The Piratey Solution
Nov. 7, 2003
It seems no one was able to post a correct solution to the pirate problem, so here it is. The secret to this problem is to look at some cases where there are a small number of pirates. First, suppose we have two pirates. The larger of the two can simply give himself all the treasure and vote "yes." Since he is half the pirates, he isn't thrown overboard.
Now, if there are 3 pirates left, the second pirate knows that he can get it all if he votes "no" on any distribution scheme, but the third pirate would get nothing. Thus, if you give the weakest pirate even 1 gold coin, he will vote "yes." So, the strongest of 3 pirates will assign himself everything except 1 gold coin, and vote "yes."

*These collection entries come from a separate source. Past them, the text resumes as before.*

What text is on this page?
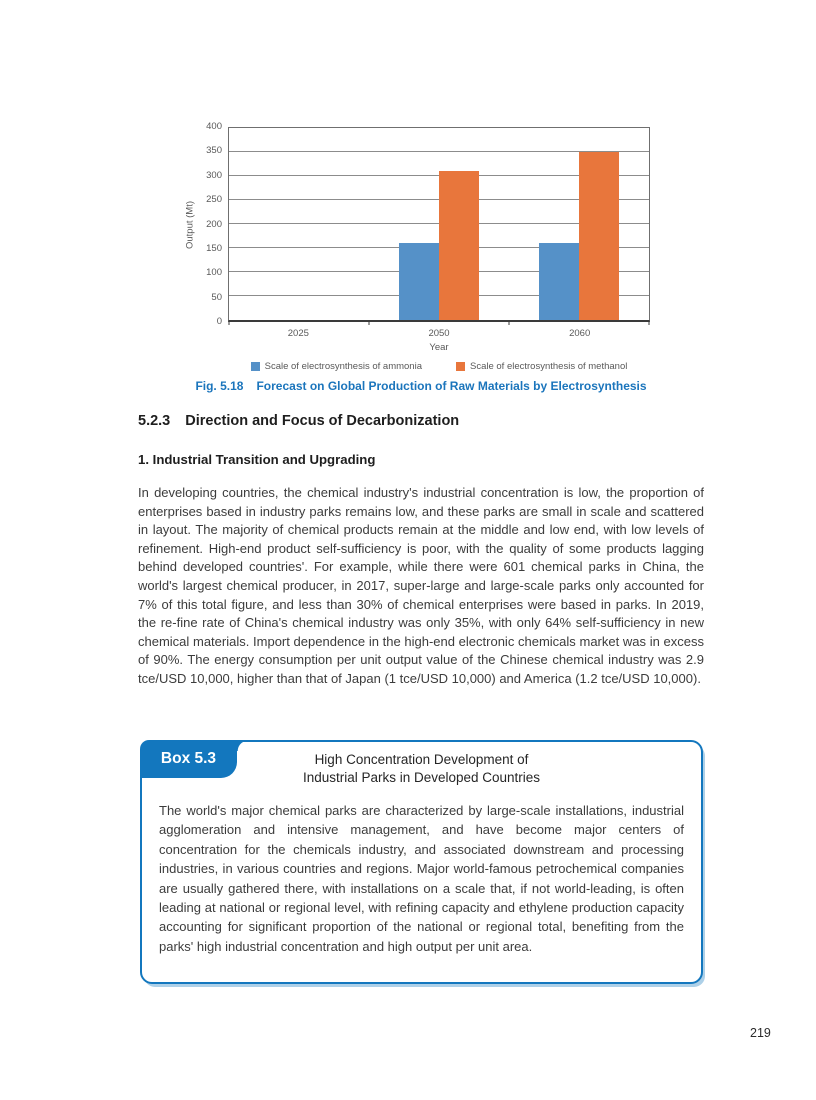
Output (Mt)
0
50
100
150
200
250
300
350
400
2025	2050	2060
Year
Scale of electrosynthesis of ammonia	Scale of electrosynthesis of methanol
Fig. 5.18 Forecast on Global Production of Raw Materials by Electrosynthesis
5.2.3 Direction and Focus of Decarbonization
1. Industrial Transition and Upgrading

In developing countries, the chemical industry's industrial concentration is low, the proportion of enterprises based in industry parks remains low, and these parks are small in scale and scattered in layout. The majority of chemical products remain at the middle and low end, with low levels of refinement. High-end product self-sufficiency is poor, with the quality of some products lagging behind developed countries'. For example, while there were 601 chemical parks in China, the world's largest chemical producer, in 2017, super-large and large-scale parks only accounted for 7% of this total figure, and less than 30% of chemical enterprises were based in parks. In 2019, the re-fine rate of China's chemical industry was only 35%, with only 64% self-sufficiency in new chemical materials. Import dependence in the high-end electronic chemicals market was in excess of 90%. The energy consumption per unit output value of the Chinese chemical industry was 2.9 tce/USD 10,000, higher than that of Japan (1 tce/USD 10,000) and America (1.2 tce/USD 10,000).

Box 5.3	High Concentration Development of
Industrial Parks in Developed Countries

The world's major chemical parks are characterized by large-scale installations, industrial agglomeration and intensive management, and have become major centers of concentration for the chemicals industry, and associated downstream and processing industries, in various countries and regions. Major world-famous petrochemical companies are usually gathered there, with installations on a scale that, if not world-leading, is often leading at national or regional level, with refining capacity and ethylene production capacity accounting for significant proportion of the national or regional total, benefiting from the parks' high industrial concentration and high output per unit area.

219
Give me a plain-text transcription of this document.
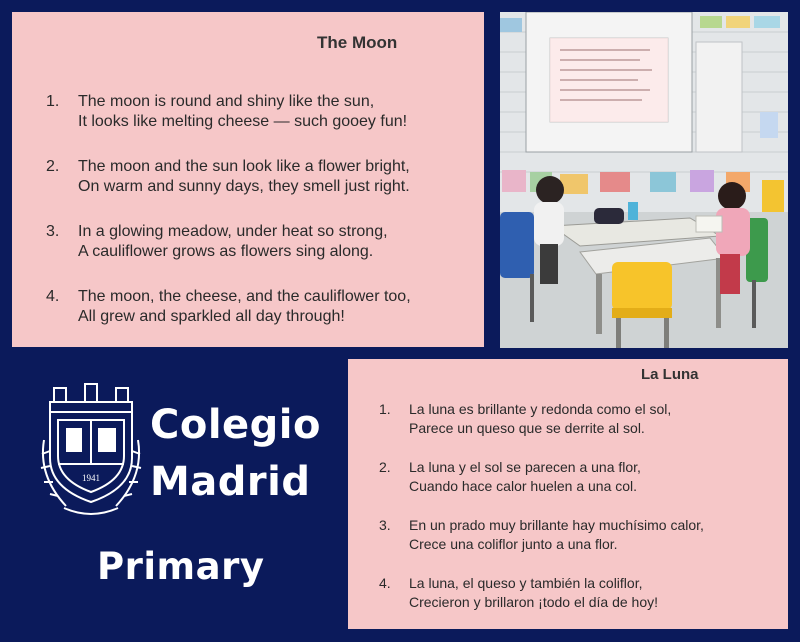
The Moon
1.	The moon is round and shiny like the sun,
It looks like melting cheese — such gooey fun!
2.	The moon and the sun look like a flower bright,
On warm and sunny days, they smell just right.
3.	In a glowing meadow, under heat so strong,
A cauliflower grows as flowers sing along.
4.	The moon, the cheese, and the cauliflower too,
All grew and sparkled all day through!
1941
Colegio
Madrid
Primary
La Luna
1.	La luna es brillante y redonda como el sol,
Parece un queso que se derrite al sol.
2.	La luna y el sol se parecen a una flor,
Cuando hace calor huelen a una col.
3.	En un prado muy brillante hay muchísimo calor,
Crece una coliflor junto a una flor.
4.	La luna, el queso y también la coliflor,
Crecieron y brillaron ¡todo el día de hoy!
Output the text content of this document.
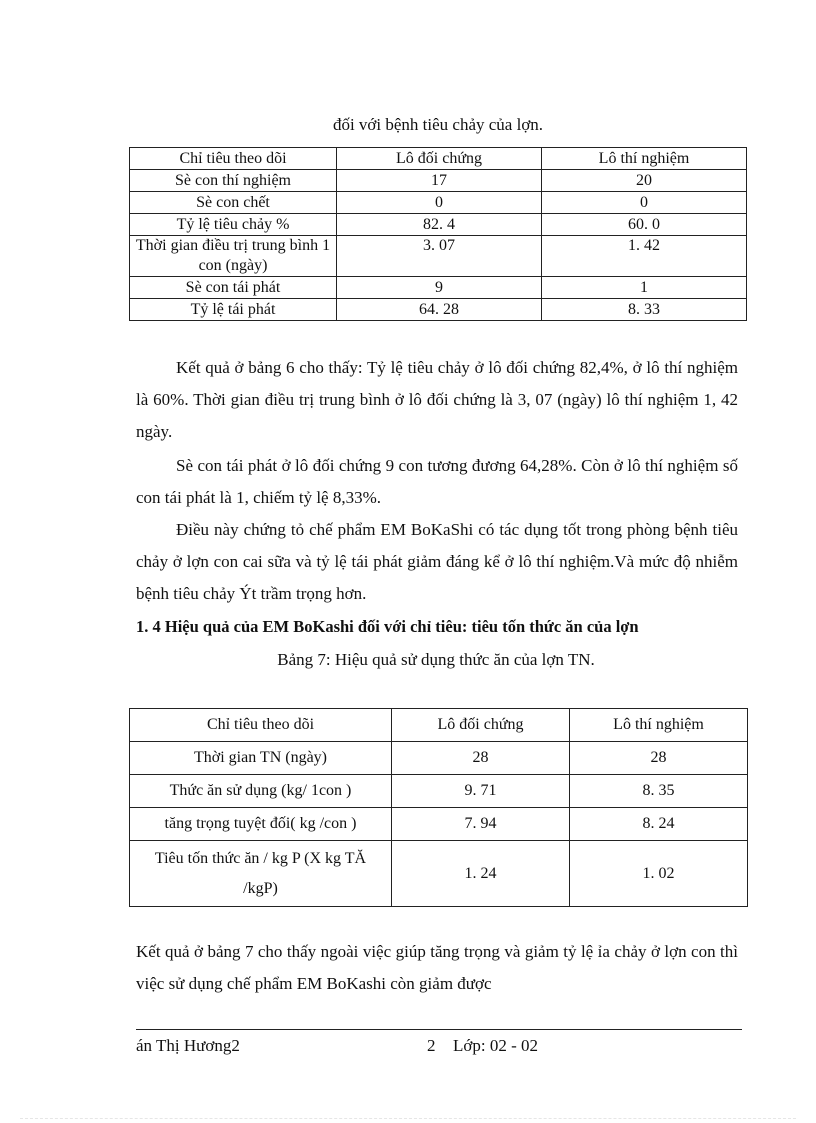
đối với bệnh tiêu chảy của lợn.
Chỉ tiêu theo dõi	Lô đối chứng	Lô thí nghiệm
Sè con thí nghiệm	17	20
Sè con chết	0	0
Tỷ lệ tiêu chảy %	82. 4	60. 0
Thời gian điều trị trung bình 1 con (ngày)	3. 07	1. 42
Sè con tái phát	9	1
Tỷ lệ tái phát	64. 28	8. 33

Kết quả ở bảng 6 cho thấy: Tỷ lệ tiêu chảy ở lô đối chứng 82,4%, ở lô thí nghiệm là 60%. Thời gian điều trị trung bình ở lô đối chứng là 3, 07 (ngày) lô thí nghiệm 1, 42 ngày.

Sè con tái phát ở lô đối chứng 9 con tương đương 64,28%. Còn ở lô thí nghiệm số con tái phát là 1, chiếm tỷ lệ 8,33%.

Điều này chứng tỏ chế phẩm EM BoKaShi có tác dụng tốt trong phòng bệnh tiêu chảy ở lợn con cai sữa và tỷ lệ tái phát giảm đáng kể ở lô thí nghiệm.Và mức độ nhiễm bệnh tiêu chảy Ýt trầm trọng hơn.

1. 4 Hiệu quả của EM BoKashi đối với chỉ tiêu: tiêu tốn thức ăn của lợn

Bảng 7: Hiệu quả sử dụng thức ăn của lợn TN.
Chỉ tiêu theo dõi	Lô đối chứng	Lô thí nghiệm
Thời gian TN (ngày)	28	28
Thức ăn sử dụng (kg/ 1con )	9. 71	8. 35
tăng trọng tuyệt đối( kg /con )	7. 94	8. 24
Tiêu tốn thức ăn / kg P (X kg TĂ /kgP)	1. 24	1. 02

Kết quả ở bảng 7 cho thấy ngoài việc giúp tăng trọng và giảm tỷ lệ ỉa chảy ở lợn con thì việc sử dụng chế phẩm EM BoKashi còn giảm được

án Thị Hương2	2 Lớp: 02 - 02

If there are 4 pirates, the now second pirate knows he will get everything - 1 if he votes "no," so that's what he does. The third pirate gets nothing if the second pirate divides up the treasure, so even 1 gold coin will make him vote "yes." The last pirate's vote doesn't matter, since we have half now.
Its easy to construct a proof by induction from here, and it turns out the solution is to give P/2 coins to the weakest pirate, (P/2)-1 to the next weakest, and so on until you get to the pirate in the middle. He gets nothing along with all the other pirates up to you, and you get everything left over.